Musician and activist Lyla June to speak on Indigenous rights, revitalizing ancient Indigenous land practices at free even on Nov. 14
Renowned poet, musician, human ecologist and community organizer Lyla June will bring her ideas on inter-cultural and ecological healing to a Wisconsin Union Directorate (WUD) Distinguished Lecture Series (DLS) Committee’s 2022 Boundary Breakers and Shakers Series free event at the DeLuca Forum in the Wisconsin Discovery Building on Nov. 14 at 7 p.m.
Bringing her perspective as a woman of Diné (Navajo), Tsétsêhéstâhese (Cheyenne) and European lineages, June’s 90-minute talk will include both lecture and Q&A portions. The event, titled “An Evening with Lyla June: The Power of Indigenous Knowledge in an Age of Neocolonialism,” is free and open to the public, with no tickets necessary.

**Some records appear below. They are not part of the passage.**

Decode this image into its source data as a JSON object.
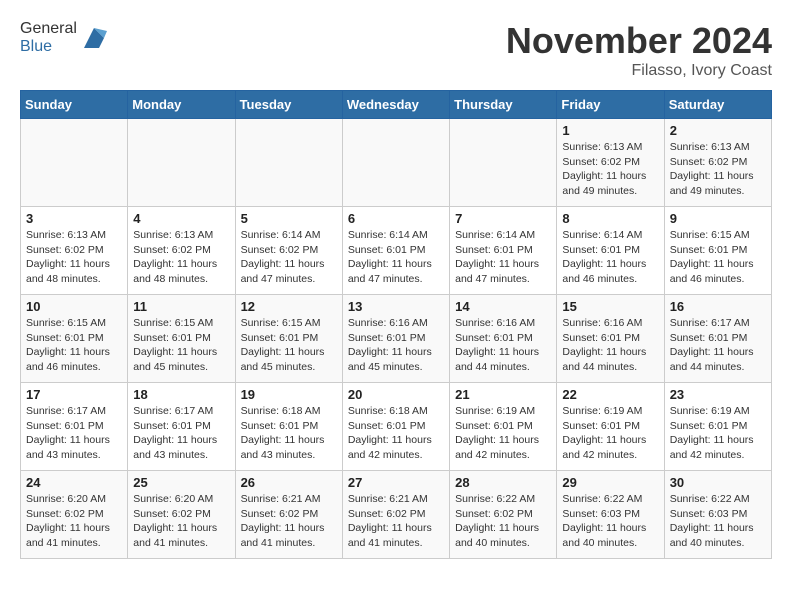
{
  "header": {
    "logo_general": "General",
    "logo_blue": "Blue",
    "month": "November 2024",
    "location": "Filasso, Ivory Coast"
  },
  "weekdays": [
    "Sunday",
    "Monday",
    "Tuesday",
    "Wednesday",
    "Thursday",
    "Friday",
    "Saturday"
  ],
  "weeks": [
    [
      {
        "day": "",
        "info": ""
      },
      {
        "day": "",
        "info": ""
      },
      {
        "day": "",
        "info": ""
      },
      {
        "day": "",
        "info": ""
      },
      {
        "day": "",
        "info": ""
      },
      {
        "day": "1",
        "info": "Sunrise: 6:13 AM\nSunset: 6:02 PM\nDaylight: 11 hours and 49 minutes."
      },
      {
        "day": "2",
        "info": "Sunrise: 6:13 AM\nSunset: 6:02 PM\nDaylight: 11 hours and 49 minutes."
      }
    ],
    [
      {
        "day": "3",
        "info": "Sunrise: 6:13 AM\nSunset: 6:02 PM\nDaylight: 11 hours and 48 minutes."
      },
      {
        "day": "4",
        "info": "Sunrise: 6:13 AM\nSunset: 6:02 PM\nDaylight: 11 hours and 48 minutes."
      },
      {
        "day": "5",
        "info": "Sunrise: 6:14 AM\nSunset: 6:02 PM\nDaylight: 11 hours and 47 minutes."
      },
      {
        "day": "6",
        "info": "Sunrise: 6:14 AM\nSunset: 6:01 PM\nDaylight: 11 hours and 47 minutes."
      },
      {
        "day": "7",
        "info": "Sunrise: 6:14 AM\nSunset: 6:01 PM\nDaylight: 11 hours and 47 minutes."
      },
      {
        "day": "8",
        "info": "Sunrise: 6:14 AM\nSunset: 6:01 PM\nDaylight: 11 hours and 46 minutes."
      },
      {
        "day": "9",
        "info": "Sunrise: 6:15 AM\nSunset: 6:01 PM\nDaylight: 11 hours and 46 minutes."
      }
    ],
    [
      {
        "day": "10",
        "info": "Sunrise: 6:15 AM\nSunset: 6:01 PM\nDaylight: 11 hours and 46 minutes."
      },
      {
        "day": "11",
        "info": "Sunrise: 6:15 AM\nSunset: 6:01 PM\nDaylight: 11 hours and 45 minutes."
      },
      {
        "day": "12",
        "info": "Sunrise: 6:15 AM\nSunset: 6:01 PM\nDaylight: 11 hours and 45 minutes."
      },
      {
        "day": "13",
        "info": "Sunrise: 6:16 AM\nSunset: 6:01 PM\nDaylight: 11 hours and 45 minutes."
      },
      {
        "day": "14",
        "info": "Sunrise: 6:16 AM\nSunset: 6:01 PM\nDaylight: 11 hours and 44 minutes."
      },
      {
        "day": "15",
        "info": "Sunrise: 6:16 AM\nSunset: 6:01 PM\nDaylight: 11 hours and 44 minutes."
      },
      {
        "day": "16",
        "info": "Sunrise: 6:17 AM\nSunset: 6:01 PM\nDaylight: 11 hours and 44 minutes."
      }
    ],
    [
      {
        "day": "17",
        "info": "Sunrise: 6:17 AM\nSunset: 6:01 PM\nDaylight: 11 hours and 43 minutes."
      },
      {
        "day": "18",
        "info": "Sunrise: 6:17 AM\nSunset: 6:01 PM\nDaylight: 11 hours and 43 minutes."
      },
      {
        "day": "19",
        "info": "Sunrise: 6:18 AM\nSunset: 6:01 PM\nDaylight: 11 hours and 43 minutes."
      },
      {
        "day": "20",
        "info": "Sunrise: 6:18 AM\nSunset: 6:01 PM\nDaylight: 11 hours and 42 minutes."
      },
      {
        "day": "21",
        "info": "Sunrise: 6:19 AM\nSunset: 6:01 PM\nDaylight: 11 hours and 42 minutes."
      },
      {
        "day": "22",
        "info": "Sunrise: 6:19 AM\nSunset: 6:01 PM\nDaylight: 11 hours and 42 minutes."
      },
      {
        "day": "23",
        "info": "Sunrise: 6:19 AM\nSunset: 6:01 PM\nDaylight: 11 hours and 42 minutes."
      }
    ],
    [
      {
        "day": "24",
        "info": "Sunrise: 6:20 AM\nSunset: 6:02 PM\nDaylight: 11 hours and 41 minutes."
      },
      {
        "day": "25",
        "info": "Sunrise: 6:20 AM\nSunset: 6:02 PM\nDaylight: 11 hours and 41 minutes."
      },
      {
        "day": "26",
        "info": "Sunrise: 6:21 AM\nSunset: 6:02 PM\nDaylight: 11 hours and 41 minutes."
      },
      {
        "day": "27",
        "info": "Sunrise: 6:21 AM\nSunset: 6:02 PM\nDaylight: 11 hours and 41 minutes."
      },
      {
        "day": "28",
        "info": "Sunrise: 6:22 AM\nSunset: 6:02 PM\nDaylight: 11 hours and 40 minutes."
      },
      {
        "day": "29",
        "info": "Sunrise: 6:22 AM\nSunset: 6:03 PM\nDaylight: 11 hours and 40 minutes."
      },
      {
        "day": "30",
        "info": "Sunrise: 6:22 AM\nSunset: 6:03 PM\nDaylight: 11 hours and 40 minutes."
      }
    ]
  ]
}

Combining her personal experience with her studies in human ecology and Native American pedagogy, June advocates for Indigenous rights, the use of traditional land stewardship practices and mending from historical trauma.

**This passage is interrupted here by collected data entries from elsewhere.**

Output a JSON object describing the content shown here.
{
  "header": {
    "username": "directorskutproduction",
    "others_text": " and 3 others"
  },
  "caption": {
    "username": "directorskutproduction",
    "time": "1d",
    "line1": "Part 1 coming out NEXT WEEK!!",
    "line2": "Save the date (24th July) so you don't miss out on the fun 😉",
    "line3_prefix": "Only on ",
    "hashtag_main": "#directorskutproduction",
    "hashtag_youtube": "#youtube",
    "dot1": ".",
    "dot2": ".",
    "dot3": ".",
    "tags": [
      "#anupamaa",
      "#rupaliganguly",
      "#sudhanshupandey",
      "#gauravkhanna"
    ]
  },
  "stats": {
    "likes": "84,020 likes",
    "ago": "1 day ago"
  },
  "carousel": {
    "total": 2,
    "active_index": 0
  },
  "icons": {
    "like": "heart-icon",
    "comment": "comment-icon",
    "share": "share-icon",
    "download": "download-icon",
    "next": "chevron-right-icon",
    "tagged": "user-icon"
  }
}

In addition to her many other speaking projects, June most recently spoke at TEDxKC about restoring Indigenous sustainable land management practices in her speech, titled “3000-Year-Old Solutions to Modern Problems.”

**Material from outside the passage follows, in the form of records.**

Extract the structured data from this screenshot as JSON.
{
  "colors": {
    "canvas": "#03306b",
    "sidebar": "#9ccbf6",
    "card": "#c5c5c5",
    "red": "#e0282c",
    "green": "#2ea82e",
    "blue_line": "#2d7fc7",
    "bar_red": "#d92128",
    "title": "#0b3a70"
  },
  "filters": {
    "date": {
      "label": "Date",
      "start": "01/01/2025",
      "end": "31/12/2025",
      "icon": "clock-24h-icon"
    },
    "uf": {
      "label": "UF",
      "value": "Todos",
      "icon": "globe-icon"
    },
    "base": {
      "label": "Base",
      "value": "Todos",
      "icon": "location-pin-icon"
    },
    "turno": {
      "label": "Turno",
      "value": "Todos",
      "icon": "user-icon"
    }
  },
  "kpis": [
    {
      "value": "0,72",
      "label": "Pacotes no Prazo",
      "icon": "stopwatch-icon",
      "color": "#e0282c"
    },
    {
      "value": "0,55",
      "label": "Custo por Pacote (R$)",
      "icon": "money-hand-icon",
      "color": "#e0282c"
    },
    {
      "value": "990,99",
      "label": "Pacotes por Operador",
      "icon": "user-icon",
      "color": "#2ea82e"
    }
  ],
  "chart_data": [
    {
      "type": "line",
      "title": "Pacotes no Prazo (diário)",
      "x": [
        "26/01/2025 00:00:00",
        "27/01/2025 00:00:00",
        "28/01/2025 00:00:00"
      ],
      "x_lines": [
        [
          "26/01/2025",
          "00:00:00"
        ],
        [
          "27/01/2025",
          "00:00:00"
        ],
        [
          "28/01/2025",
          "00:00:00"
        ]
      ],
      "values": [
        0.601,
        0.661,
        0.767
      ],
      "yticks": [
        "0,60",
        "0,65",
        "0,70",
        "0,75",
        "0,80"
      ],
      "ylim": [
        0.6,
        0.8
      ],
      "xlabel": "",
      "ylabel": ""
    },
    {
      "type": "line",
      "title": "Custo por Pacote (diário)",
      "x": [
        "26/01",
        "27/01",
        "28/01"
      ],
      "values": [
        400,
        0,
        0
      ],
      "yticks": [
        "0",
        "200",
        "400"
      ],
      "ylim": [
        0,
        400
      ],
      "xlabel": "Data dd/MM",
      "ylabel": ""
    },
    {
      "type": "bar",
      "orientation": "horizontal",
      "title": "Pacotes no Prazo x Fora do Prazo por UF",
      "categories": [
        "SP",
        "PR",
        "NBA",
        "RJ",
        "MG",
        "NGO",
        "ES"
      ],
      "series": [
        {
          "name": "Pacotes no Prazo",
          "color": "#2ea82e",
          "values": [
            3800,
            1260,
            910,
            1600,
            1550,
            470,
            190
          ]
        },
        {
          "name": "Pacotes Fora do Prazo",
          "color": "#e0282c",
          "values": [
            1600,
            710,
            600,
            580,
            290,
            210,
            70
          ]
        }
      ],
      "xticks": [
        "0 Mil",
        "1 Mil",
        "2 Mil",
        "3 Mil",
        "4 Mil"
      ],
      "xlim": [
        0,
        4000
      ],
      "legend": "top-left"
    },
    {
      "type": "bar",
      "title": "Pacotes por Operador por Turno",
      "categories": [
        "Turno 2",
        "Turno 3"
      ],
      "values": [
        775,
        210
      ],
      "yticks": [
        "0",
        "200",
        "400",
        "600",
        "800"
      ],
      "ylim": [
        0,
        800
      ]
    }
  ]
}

June is also heralded for her musical and spoken word performances, including her hit spiritual rap song, “ All Nations Rise,” a call of encouragement, hope and strength for Indigenous peoples.
“There’s a lot of work to do to improve our communities,” June said in an interview with Navajo Times. “I was raised by strong people to live my life deliberately and to view every one of my creations as an opportunity to heal my people, all people.”
With an undergraduate focus on human ecology at Stanford University, June later received a master’s degree in Native American pedagogy at the University of New Mexico. She is currently pursuing her doctoral degree in Indigenous studies with a focus on Indigenous food systems revitalization at the University of Alaska Fairbanks.
The WUD DLS Committee brings engaging and influential people to the UW–Madison campus to encourage thought-provoking conversations. WUD includes 11 committees and six Wisconsin Hoofers clubs that program thousands of events each year.